Potato harvest looks bleak for Charlie Armstrong
Well, winter seems to be here and all the cattle are now inside eating expensive low-quality feed. But at least it has freed up more grazing for the sheep, which we still seem to have a lot of.
We have now crutched, tagged and given a preventative foot-rot injection to most of the ewes and replacements. Since starting to vaccinate for foot-rot, lameness has decreased dramatically, but we are still along way from having no lame sheep.
We have been busy buying rams. At the recent Kelso ram sale we purchased some Bluefaced Leicester tups from Middle Dukefields along with some Easycare tups.
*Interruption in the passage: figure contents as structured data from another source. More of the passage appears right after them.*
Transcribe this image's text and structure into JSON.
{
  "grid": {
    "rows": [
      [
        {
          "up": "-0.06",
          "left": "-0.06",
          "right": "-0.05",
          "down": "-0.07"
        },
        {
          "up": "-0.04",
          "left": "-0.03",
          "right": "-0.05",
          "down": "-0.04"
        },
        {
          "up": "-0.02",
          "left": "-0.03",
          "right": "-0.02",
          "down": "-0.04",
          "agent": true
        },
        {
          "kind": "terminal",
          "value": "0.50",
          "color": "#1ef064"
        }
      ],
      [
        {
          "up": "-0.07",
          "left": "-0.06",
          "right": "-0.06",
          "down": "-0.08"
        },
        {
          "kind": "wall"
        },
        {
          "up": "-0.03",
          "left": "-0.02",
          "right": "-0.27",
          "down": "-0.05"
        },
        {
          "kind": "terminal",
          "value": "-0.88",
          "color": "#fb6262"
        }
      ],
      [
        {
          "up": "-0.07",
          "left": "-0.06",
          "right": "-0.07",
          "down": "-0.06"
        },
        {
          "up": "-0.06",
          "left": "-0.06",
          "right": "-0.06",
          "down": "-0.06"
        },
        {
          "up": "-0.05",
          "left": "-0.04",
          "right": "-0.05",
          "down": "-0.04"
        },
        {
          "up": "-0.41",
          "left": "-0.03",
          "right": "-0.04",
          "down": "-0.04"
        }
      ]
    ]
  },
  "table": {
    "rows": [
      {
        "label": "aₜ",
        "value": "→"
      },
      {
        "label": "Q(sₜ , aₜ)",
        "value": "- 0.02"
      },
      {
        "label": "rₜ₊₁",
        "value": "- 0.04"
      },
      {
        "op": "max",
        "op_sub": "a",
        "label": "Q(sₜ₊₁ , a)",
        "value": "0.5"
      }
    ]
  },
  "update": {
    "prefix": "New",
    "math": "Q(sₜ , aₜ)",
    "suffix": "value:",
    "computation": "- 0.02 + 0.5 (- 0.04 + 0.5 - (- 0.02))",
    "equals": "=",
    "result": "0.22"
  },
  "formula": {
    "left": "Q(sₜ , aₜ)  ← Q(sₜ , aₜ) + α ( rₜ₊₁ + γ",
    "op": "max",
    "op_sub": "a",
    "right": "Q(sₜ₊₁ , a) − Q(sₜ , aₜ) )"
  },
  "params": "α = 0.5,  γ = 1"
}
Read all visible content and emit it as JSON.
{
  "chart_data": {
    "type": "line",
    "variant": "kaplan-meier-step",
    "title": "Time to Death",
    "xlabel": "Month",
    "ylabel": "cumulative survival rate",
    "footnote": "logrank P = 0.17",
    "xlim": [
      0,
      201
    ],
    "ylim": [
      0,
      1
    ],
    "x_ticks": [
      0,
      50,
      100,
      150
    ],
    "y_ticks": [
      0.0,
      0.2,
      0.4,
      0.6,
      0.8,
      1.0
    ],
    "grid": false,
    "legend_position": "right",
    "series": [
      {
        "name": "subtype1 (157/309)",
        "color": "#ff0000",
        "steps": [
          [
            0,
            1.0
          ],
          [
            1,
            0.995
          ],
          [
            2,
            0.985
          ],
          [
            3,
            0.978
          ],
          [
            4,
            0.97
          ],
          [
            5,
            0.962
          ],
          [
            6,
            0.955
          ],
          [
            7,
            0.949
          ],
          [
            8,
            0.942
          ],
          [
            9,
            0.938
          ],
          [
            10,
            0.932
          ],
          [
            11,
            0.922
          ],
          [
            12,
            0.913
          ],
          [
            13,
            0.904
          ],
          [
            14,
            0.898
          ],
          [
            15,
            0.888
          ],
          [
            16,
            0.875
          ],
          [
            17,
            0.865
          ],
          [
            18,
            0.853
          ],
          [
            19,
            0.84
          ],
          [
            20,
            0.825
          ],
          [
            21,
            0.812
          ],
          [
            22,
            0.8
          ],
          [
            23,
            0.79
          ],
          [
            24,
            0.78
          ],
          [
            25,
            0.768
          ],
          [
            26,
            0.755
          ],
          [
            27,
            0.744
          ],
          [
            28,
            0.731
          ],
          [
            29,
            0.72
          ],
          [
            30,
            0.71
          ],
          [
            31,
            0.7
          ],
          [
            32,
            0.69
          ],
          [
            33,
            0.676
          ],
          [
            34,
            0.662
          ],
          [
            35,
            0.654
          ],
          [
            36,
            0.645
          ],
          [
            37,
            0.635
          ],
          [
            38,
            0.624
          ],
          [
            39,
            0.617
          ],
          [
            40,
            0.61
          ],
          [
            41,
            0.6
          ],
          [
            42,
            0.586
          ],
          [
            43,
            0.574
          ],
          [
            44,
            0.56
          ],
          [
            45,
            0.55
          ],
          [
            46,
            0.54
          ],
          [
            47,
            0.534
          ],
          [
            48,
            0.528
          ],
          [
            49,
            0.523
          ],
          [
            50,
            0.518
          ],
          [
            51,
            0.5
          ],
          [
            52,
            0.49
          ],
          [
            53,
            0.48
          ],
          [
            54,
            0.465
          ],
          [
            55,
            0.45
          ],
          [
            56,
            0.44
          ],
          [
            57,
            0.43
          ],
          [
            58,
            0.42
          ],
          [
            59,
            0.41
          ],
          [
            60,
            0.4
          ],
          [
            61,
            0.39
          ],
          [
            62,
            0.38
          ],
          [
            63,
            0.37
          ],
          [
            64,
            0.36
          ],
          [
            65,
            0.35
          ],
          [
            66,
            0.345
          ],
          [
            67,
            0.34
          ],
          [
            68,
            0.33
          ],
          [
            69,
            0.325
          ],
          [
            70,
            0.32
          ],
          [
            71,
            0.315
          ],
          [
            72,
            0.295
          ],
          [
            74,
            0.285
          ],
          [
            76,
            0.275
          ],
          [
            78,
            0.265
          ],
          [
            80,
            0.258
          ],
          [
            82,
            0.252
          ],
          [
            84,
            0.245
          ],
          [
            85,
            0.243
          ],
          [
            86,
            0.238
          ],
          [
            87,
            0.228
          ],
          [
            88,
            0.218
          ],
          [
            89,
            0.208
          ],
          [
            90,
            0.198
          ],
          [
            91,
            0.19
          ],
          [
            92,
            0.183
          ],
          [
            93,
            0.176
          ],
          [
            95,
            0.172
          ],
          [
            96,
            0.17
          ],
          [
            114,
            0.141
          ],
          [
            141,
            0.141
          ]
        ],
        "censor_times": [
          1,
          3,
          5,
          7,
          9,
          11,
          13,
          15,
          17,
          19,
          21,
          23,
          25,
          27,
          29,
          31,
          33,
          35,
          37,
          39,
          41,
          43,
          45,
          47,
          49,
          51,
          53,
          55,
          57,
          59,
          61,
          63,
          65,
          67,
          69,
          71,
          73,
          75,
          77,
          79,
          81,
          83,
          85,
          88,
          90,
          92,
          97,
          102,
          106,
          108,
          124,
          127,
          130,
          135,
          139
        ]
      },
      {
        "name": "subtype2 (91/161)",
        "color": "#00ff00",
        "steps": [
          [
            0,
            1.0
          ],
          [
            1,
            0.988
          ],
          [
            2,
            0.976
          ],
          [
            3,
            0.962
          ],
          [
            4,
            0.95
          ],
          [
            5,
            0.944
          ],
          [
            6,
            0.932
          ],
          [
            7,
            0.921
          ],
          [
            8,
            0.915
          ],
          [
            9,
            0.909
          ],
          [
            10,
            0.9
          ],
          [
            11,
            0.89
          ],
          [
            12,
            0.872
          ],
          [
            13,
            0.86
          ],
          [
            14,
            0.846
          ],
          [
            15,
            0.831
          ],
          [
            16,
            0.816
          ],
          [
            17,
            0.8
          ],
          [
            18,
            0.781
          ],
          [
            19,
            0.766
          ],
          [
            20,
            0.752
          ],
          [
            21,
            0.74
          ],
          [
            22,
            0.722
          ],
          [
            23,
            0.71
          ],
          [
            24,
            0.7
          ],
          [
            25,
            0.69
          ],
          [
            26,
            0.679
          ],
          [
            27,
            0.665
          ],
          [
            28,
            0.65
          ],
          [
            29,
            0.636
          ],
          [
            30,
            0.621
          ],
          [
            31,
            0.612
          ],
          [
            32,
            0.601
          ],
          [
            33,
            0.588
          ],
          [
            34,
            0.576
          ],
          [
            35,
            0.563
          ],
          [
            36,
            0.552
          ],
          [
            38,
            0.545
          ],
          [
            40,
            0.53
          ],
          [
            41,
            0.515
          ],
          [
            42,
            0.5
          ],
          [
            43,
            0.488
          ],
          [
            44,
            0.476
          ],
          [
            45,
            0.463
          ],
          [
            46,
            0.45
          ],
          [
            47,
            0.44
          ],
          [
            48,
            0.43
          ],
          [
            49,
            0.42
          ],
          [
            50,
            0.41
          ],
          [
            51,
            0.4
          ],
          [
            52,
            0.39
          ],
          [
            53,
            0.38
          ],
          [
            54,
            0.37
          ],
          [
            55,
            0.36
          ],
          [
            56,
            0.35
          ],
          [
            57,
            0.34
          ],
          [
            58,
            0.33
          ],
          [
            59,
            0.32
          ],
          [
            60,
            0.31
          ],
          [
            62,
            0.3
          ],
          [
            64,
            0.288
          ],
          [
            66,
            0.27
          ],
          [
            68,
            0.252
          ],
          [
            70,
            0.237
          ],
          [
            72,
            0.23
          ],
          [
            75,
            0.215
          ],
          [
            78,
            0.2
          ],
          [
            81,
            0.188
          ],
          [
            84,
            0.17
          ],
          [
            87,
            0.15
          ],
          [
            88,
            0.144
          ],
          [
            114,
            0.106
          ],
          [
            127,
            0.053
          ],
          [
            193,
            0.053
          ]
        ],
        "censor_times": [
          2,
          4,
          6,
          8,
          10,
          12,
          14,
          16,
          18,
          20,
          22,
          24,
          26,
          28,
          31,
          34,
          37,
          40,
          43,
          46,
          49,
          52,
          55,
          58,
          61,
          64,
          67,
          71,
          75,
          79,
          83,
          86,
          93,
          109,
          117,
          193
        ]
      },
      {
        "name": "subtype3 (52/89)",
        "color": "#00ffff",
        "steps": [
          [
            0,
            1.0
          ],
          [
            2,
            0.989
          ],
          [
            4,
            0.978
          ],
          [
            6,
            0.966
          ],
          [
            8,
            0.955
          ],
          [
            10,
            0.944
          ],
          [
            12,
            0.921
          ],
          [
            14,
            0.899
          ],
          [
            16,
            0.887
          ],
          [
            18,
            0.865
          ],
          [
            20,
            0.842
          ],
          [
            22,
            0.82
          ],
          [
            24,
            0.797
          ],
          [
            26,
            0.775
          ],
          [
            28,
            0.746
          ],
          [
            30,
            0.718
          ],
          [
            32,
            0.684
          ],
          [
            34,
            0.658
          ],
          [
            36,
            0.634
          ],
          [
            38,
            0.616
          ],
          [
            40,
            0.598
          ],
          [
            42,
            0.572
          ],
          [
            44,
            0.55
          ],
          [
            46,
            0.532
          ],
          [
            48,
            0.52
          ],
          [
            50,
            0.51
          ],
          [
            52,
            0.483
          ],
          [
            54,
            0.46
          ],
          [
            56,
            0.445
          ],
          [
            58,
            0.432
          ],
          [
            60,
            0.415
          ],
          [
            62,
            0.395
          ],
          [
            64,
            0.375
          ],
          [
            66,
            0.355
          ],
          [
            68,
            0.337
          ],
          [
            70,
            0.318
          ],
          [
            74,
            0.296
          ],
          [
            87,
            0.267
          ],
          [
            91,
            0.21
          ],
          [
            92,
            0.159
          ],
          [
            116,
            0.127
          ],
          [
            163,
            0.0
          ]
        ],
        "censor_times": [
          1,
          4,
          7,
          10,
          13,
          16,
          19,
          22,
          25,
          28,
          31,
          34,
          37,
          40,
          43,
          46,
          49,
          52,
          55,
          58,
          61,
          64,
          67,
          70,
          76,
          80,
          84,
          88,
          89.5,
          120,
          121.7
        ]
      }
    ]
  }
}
They are complete opposite breeds and progeny. All were bought on experience and not figures.
The next ram sale we visited was in Llandovery, mid Wales, where we got fitted up with some new Beulah blood. There were some great tups and the people are great; the only problem is it’s just so far down.
With the straw all baled and the sheep ready for the tups things seemed to be looking up. However, a visit to the potato field quickly reminded me what an awful year it has been. The field is too wet to travel on with machinery, so sheep are now in position grazing the weeds down.
We are somehow going to have to try and harvest acres of golf ball sized potatoes and that’s the good rows. If nothing else, we might get enough to save for seed, but as to whether we have any to sell – well we will see.
Charlie Armstrong farms 1,011ha (2,500 acres) with his wife Jane and parents Charlie and Sylvia at North Charlton, Alnwick, Northumberland. Livestock consists of 1,200 finishing cattle and 10,000 ewes.